Можно было наносить на карты новые реки из тех слез. Они разветвленно и стремительно бежали по только им ведомым руслам щек, шее и добирались даже до пупка. А потом в груди надолго поселялись обмирающие всхлипы.
Ладонь в стекле балкона пятого этажа. Так мы придумали когда-то, что означало маловразумительное: привет грачам и лужам.
В этот раз она уселась ко мне на колени, обвила рукой шею, глаза вблизи казались смешными и пьяными:
- Ну, пожалуйста, блин. Уступи человеческому детенышу.

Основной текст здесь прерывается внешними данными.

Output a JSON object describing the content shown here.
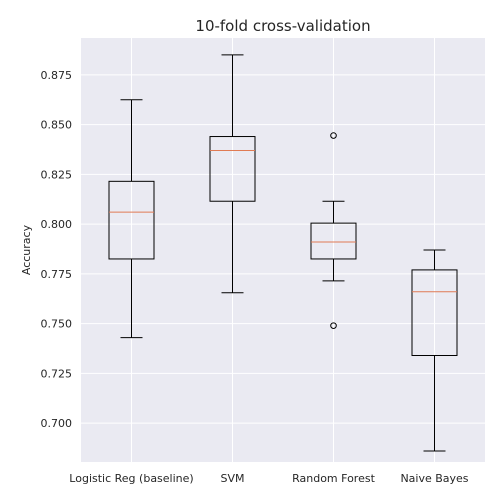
{
  "chart_data": {
    "type": "boxplot",
    "title": "10-fold cross-validation",
    "xlabel": "",
    "ylabel": "Accuracy",
    "categories": [
      "Logistic Reg (baseline)",
      "SVM",
      "Random Forest",
      "Naive Bayes"
    ],
    "boxes": [
      {
        "name": "Logistic Reg (baseline)",
        "whisker_low": 0.743,
        "q1": 0.7825,
        "median": 0.806,
        "q3": 0.8215,
        "whisker_high": 0.8625,
        "outliers": []
      },
      {
        "name": "SVM",
        "whisker_low": 0.7655,
        "q1": 0.8115,
        "median": 0.837,
        "q3": 0.844,
        "whisker_high": 0.885,
        "outliers": []
      },
      {
        "name": "Random Forest",
        "whisker_low": 0.7715,
        "q1": 0.7825,
        "median": 0.791,
        "q3": 0.8005,
        "whisker_high": 0.8115,
        "outliers": [
          0.8445,
          0.749
        ]
      },
      {
        "name": "Naive Bayes",
        "whisker_low": 0.686,
        "q1": 0.734,
        "median": 0.766,
        "q3": 0.777,
        "whisker_high": 0.787,
        "outliers": []
      }
    ],
    "yticks": [
      0.7,
      0.725,
      0.75,
      0.775,
      0.8,
      0.825,
      0.85,
      0.875
    ],
    "ytick_labels": [
      "0.700",
      "0.725",
      "0.750",
      "0.775",
      "0.800",
      "0.825",
      "0.850",
      "0.875"
    ],
    "ylim": [
      0.6805,
      0.8935
    ],
    "grid": true,
    "colors": {
      "plot_background": "#eaeaf2",
      "grid": "#ffffff",
      "box": "#000000",
      "median": "#e07b54",
      "text": "#262626"
    }
  }
}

Сделала голос зловещим и прорычала сквозь зубы:
- Уговорись уже, а?
- Хорошо. Но только сразу, на берегу, условимся. Ты не задаешь мне через каждую минуту самый свой насущный вопрос.
- Класс, ты лучший пращур на свете. Погоди. Это какой вопрос?
-Догадайся.
-Аа. Когда же мы приедем, мы скоро уже приедем? Не -не, я вообще буду молчать, и смотреть в окно на леса и снега.
Первые несколько часов так и было - ехала, распираемая и взволнованная переменой мест. Но затем все это проходило, постепенно начинала ерзать и вздыхать, глядя в окно.
- Все-таки великая у нас страна, да?
- Что есть, то есть, - скупо отвечал я. Любое участие в беседе мгновенно расценивалось, как призыв к фонтанной болтовне, который потом не заткнешь. "Что значит, поставить на попа? Откуда вообще это возникло? Из городков? Что такое городки? Почему у кошек девять жизней? Сколько я буду весить на Луне? Ведро такой формы – это потому, что у кого-то просто сердечко не получилось?" Вопросы никогда не заканчивались.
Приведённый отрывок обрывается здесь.